Before solving an exponential equation, it's crucial to first isolate the base that is raised to a power. In the given equation, \( 21 - 4e^{0.1x} = 5 \), the term involving the exponential must be singled out on one side of the equation. This gives us a simplified view, preparing the equation for its subsequent steps. Here's how you can achieve that:

• Identify the term containing the exponential expression, which is \( -4e^{0.1x} \).
• To isolate this term, start by moving the constant term on the same side of the equation to the other side. In our example, subtract 21 from both sides, resulting in \( -4e^{0.1x} = -16 \).
• After the operation, we should eliminate any multipliers of the exponential term. Divide both sides by \(-4\), leading to the isolated form \( e^{0.1x} = 4 \).

Isolation is crucial because it sets the stage for applying logarithmic methods to solve for the variable.

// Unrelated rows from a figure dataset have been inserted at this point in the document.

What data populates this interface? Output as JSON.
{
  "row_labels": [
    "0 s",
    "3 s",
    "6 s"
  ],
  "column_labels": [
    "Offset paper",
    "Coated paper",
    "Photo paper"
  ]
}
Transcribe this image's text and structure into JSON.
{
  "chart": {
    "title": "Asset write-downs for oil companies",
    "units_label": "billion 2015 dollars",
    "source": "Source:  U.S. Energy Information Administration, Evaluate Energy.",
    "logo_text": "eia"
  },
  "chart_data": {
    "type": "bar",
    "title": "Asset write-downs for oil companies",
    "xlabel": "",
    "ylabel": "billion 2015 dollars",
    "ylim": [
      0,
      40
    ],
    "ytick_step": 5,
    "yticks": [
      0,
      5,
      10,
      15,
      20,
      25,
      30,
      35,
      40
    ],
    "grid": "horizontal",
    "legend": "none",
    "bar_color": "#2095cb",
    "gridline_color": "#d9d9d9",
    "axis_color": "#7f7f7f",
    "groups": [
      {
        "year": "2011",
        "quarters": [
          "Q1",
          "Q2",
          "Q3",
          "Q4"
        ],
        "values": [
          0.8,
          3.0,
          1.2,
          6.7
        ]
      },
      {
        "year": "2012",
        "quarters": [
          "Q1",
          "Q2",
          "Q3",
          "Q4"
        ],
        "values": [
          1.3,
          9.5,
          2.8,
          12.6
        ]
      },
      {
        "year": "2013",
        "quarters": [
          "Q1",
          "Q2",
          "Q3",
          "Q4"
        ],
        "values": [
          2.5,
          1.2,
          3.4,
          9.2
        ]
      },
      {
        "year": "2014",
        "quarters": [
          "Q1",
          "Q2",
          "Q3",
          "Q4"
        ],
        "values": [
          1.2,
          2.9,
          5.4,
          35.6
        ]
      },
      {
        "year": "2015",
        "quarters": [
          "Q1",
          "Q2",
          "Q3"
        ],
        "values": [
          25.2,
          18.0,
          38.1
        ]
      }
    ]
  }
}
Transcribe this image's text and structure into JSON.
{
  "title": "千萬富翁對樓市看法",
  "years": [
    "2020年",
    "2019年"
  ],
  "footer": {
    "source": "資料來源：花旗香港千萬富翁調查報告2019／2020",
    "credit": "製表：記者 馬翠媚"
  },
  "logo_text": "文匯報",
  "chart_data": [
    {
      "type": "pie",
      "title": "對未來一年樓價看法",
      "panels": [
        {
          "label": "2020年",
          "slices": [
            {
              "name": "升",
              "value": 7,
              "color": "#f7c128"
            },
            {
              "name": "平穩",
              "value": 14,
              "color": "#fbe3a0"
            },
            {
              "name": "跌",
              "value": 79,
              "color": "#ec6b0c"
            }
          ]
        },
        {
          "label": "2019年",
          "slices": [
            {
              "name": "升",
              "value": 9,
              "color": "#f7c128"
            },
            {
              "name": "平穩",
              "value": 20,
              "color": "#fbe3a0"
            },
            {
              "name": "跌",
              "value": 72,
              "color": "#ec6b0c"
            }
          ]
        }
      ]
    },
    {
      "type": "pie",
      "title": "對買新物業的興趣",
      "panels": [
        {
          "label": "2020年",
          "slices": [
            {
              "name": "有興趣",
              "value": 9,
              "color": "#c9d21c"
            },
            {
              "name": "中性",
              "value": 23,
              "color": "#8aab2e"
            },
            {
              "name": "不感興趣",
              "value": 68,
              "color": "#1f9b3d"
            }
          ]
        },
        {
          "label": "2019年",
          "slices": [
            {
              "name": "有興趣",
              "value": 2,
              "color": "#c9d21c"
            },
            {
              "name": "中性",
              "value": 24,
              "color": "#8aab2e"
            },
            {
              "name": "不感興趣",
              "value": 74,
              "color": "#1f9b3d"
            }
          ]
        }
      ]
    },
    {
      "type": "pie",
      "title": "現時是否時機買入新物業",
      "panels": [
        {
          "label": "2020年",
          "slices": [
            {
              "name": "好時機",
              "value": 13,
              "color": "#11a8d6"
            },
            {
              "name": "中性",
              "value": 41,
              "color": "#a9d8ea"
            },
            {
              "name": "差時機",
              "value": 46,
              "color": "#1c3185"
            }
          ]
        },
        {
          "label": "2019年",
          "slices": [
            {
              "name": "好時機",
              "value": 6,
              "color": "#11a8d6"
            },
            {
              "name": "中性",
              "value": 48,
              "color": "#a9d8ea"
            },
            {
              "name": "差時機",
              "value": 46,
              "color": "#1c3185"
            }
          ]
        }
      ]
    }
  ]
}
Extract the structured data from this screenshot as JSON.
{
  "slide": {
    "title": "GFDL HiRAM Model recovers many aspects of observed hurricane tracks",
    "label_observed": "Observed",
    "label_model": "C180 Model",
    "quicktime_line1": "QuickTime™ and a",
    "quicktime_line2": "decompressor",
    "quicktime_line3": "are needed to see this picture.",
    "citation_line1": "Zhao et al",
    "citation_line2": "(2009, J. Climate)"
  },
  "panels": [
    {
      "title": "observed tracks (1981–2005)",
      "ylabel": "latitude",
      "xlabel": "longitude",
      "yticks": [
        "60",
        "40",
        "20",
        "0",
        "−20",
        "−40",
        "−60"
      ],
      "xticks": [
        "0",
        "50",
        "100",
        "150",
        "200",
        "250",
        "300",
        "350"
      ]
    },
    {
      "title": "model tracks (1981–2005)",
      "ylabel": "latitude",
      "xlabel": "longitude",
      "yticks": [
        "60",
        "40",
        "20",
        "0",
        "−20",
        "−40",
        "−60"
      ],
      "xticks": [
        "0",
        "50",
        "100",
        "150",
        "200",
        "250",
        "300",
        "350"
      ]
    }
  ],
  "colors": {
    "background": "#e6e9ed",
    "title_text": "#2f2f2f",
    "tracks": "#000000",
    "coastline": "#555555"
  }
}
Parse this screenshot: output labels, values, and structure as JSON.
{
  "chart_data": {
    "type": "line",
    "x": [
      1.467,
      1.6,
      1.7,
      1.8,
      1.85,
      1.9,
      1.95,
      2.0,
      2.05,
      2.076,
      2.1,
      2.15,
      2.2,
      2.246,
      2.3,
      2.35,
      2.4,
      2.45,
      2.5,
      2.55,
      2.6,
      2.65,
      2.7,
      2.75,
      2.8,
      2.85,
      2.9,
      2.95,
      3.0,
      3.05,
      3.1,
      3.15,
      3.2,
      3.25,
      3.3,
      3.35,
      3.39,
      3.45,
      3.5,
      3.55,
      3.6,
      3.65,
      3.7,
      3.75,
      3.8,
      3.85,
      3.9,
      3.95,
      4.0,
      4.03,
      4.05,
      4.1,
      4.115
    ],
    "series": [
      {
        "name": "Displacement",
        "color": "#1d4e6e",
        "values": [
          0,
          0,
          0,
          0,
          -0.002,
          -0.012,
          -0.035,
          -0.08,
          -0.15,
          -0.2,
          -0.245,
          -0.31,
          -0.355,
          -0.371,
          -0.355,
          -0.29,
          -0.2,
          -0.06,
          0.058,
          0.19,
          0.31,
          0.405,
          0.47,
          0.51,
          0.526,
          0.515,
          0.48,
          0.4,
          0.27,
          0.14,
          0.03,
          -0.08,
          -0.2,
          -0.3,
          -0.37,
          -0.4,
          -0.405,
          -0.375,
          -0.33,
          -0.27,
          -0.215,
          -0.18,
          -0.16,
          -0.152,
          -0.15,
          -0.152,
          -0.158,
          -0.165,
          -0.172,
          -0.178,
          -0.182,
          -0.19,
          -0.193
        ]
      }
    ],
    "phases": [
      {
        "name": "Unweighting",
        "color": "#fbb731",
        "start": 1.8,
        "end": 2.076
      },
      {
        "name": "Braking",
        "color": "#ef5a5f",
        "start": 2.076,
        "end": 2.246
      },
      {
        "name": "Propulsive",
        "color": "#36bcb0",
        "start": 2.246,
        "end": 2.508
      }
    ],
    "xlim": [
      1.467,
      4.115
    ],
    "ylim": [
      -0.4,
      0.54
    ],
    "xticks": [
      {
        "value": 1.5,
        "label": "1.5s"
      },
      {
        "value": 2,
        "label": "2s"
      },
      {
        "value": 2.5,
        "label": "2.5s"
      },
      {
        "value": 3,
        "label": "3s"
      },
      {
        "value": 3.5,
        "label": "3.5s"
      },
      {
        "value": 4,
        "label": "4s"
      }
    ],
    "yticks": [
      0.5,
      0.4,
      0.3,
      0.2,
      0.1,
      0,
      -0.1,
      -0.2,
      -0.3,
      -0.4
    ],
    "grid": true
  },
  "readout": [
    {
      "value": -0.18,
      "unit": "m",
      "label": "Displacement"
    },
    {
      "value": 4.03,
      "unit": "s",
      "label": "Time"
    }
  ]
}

The natural logarithm is a powerful tool used to solve exponential equations. It's denoted as \( \ln \) and is specifically the logarithm to the base \( e \), where \( e \) is an irrational constant approximately equal to 2.718. When you face an equation with an isolated exponential base, taking the natural logarithm of both sides can help you solve for unknowns like \( x \). In our setup, we have \( e^{0.1x} = 4 \), and we take the natural log of both sides to proceed:

• The expression becomes \( \ln(e^{0.1x}) = \ln(4) \).
• Applying the natural log helps to bring the exponent down and allows us to manipulate equations in a linear form. This is crucial for simplifying exponential equations.

Using the natural logarithm simplifies complex exponential expressions and makes it possible to solve for variables easily.

The power rule for logarithms is another critical concept when solving exponential equations. This rule states that for any positive number \( a \) and \( n \), the expression \( \log(a^n) \) can be re-written as \( n \log(a) \). In terms of natural logarithms, this means:

• The expression \( \ln(e^{0.1x}) \) becomes \( 0.1x \ln(e) \).
• In the context of our example, we take advantage of the fact that \( \ln(e) = 1 \).
• This simplifies to \( 0.1x = \ln(4) \), allowing you to easily isolate \( x \) by dividing both sides by 0.1.

The power rule for logarithms enables you to transform complicated exponentials into straightforward linear equations, which are much easier to handle computationally.